Prerequisites
This alert applies only to OceanBase Database of a version earlier than V4.0.
Description
This alert is triggered when the number of partitions on the OBServer node exceeds the threshold, regardless of the tenant (excluding built-in tenants such as sys).
Principle
The following table describes the key parameters involved in the monitoring logic of this alert.
| Parameter | Value |
|---|---|
| Monitoring metric | ob_host_partition_count This value indicates the number of partitions on the OBServer node. An alert is triggered when the number exceeds the threshold (which is 30,000 by default). |
| Data source | SQL: select /*+ MONITOR_AGENT READ_CONSISTENCY(WEAK) QUERY_TIMEOUT(100000000) */ tenant_id, 1 as role, case when cnt is null then 0 else cnt end as cnt from (select tenant_id, count(*) as cnt from __all_virtual_partition_info where svr_ip = ? and svr_port = ? group by tenant_id) |
| Metric to be collected | partition_count |
| Monitoring expression | sum(ob_partition_num{@LABELS}) by (@GBLABELS) |
| Collection interval | 1 second |
Rules
| Monitoring metric | Default threshold | Duration | Detection interval | Elimination interval |
|---|---|---|---|---|
| ob_host_partition_count | 30000 | 0 seconds | 30 seconds | 15 minutes |
Alert information
| Alert triggering method | Alert level | Scope |
|---|---|---|
| Based on the monitoring metric expression | Critical | Server |
Alert template
- Alert overview
- Template: ${alarm_target} ${alarm_name}
- Example: ob_cluster=obcluster-1:svr_ip=xxx.xxx.xxx.xxx OceanBase server partition count exceeds the threshold
- Alert details
- Template: Cluster: ${ob_cluster_name}, Host: ${host}, Alert: ${alarm_name}. The number of partitions ${value} exceeds ${alarm_threshold}.
- Example: Cluster: obcluster-1, Host: xxx.xxx.xxx.xxx, OceanBase server partition count exceeds the threshold. The number of partitions 30001.0 exceeds 30000.0.
- Alert recovery
- Template: Alert: ${alarm_name}, OBServer partition count: ${value}
- Example: Alert: OceanBase server partition count exceeds the threshold, OBServer partition count: 28888.0
Impact on the system
- The heartbeat RPCs between replicas consume network resources.
- After the threshold is reached, it affects operations such as creating tables and adding partitions, as well as internal partition balancing.
Possible causes
Common causes include:
Excessive table creation.
High usage of partitioned tables, primarily by time, leading to a continuous increase in the number of partitions.
Procedure
You can choose an appropriate solution based on the actual situation:
If you want to delete unnecessary tenants, databases, and tables, empty the recycle bin, and reduce the number of partition replicas, you need to perform two major compactions after the operation is completed.
Find the tenant that has the most partition replicas.
-- Query the name and number of partition replicas of the top 10 tenants with the most partition replicas.

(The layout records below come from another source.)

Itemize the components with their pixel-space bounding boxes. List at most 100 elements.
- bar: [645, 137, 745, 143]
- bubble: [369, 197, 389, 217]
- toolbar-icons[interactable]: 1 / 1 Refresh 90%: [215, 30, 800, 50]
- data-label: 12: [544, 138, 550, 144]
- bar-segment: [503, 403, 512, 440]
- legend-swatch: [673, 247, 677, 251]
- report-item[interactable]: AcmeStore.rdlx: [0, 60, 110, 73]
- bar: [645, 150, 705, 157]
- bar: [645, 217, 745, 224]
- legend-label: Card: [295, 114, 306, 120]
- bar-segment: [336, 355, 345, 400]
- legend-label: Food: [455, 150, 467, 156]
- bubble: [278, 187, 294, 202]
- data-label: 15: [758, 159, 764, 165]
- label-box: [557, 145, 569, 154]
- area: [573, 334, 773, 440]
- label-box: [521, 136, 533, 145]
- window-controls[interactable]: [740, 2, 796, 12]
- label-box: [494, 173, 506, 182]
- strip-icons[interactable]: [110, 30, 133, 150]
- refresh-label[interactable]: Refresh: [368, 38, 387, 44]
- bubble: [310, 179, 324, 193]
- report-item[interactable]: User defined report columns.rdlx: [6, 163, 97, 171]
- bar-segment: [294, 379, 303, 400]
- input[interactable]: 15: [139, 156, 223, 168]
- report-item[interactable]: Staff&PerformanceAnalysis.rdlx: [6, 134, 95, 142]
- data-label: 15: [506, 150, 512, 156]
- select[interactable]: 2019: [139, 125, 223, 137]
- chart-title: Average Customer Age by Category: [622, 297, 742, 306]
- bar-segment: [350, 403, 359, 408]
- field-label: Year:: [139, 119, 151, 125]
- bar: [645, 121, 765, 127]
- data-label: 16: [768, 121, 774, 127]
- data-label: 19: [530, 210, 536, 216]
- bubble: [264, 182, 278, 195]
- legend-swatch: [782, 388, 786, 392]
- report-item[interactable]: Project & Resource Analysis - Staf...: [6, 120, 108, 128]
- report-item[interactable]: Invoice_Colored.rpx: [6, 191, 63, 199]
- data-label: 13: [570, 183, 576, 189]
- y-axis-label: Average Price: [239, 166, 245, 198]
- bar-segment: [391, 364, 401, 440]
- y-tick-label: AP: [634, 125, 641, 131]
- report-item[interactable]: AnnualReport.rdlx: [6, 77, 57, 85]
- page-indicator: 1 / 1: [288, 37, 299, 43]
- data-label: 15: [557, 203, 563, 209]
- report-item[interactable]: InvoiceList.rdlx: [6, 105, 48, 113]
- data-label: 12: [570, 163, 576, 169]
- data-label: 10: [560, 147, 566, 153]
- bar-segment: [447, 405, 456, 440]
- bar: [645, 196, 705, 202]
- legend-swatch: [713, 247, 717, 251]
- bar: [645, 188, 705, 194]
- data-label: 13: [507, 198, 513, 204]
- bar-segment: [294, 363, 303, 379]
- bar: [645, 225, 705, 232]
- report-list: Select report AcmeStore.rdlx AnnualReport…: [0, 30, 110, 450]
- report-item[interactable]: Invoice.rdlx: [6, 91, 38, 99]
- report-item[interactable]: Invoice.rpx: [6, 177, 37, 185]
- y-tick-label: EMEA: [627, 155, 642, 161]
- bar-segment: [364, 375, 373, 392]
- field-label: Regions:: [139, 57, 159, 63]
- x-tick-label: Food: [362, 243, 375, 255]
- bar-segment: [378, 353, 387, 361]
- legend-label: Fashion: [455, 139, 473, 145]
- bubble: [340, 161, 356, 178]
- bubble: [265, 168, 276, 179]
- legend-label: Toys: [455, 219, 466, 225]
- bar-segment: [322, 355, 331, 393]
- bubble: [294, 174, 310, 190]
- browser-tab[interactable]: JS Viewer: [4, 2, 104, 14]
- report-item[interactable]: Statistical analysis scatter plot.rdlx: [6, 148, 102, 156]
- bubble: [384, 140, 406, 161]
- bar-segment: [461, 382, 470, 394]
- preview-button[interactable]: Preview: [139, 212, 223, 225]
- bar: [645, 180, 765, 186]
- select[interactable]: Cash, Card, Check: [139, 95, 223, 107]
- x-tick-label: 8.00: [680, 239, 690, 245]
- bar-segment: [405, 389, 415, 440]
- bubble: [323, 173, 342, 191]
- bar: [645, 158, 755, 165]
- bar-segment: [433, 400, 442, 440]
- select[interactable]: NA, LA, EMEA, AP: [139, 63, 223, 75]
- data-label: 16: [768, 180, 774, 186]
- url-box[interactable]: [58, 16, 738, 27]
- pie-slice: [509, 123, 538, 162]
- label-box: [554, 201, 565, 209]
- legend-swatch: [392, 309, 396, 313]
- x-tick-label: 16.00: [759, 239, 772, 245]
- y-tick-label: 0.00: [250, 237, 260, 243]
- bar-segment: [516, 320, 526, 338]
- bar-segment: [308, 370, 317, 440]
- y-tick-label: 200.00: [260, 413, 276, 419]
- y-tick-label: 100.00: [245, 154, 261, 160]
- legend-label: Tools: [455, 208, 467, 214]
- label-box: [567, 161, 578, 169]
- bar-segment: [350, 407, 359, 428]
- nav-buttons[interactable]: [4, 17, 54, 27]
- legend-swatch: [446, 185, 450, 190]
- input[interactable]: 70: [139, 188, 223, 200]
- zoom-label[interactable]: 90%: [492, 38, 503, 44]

SELECT t2.tenant_name, t1.replica_count FROM (SELECT tenant_id, COUNT(*) AS replica_count FROM __all_virtual_partition_info GROUP BY tenant_id ORDER BY replica_count DESC LIMIT 10) t1 JOIN (SELECT tenant_id, tenant_name FROM __all_tenant) t2 ON t1.tenant_id=t2.tenant_id ORDER BY replica_count DESC;You can run the following commands to delete data:
-- Drop a tenant. -- Please note that you can delete only tenants that are no longer in use. DROP TENANT IF EXISTS `your tenant name`; -- Drop a database. DROP DATABASE IF EXISTS `your database name`; -- Drop a table. DROP TABLE IF EXISTS `your table name`; -- Permanently delete a specified database from the recycle bin. PURGE DATABASE `object_name`; -- Permanently delete a specified table from the recycle bin. PURGE TABLE `object_name`; -- Empty the recycle bin. PURGE RECYCLEBIN; -- Initiate a major compaction. ALTER SYSTEM MAJOR FREEZE;
If you want to migrate units to another OBServer node, you must first add an OBServer node if no OBServer node is available. For more information about how to add an OBServer node, see the relevant topic in the User Guide.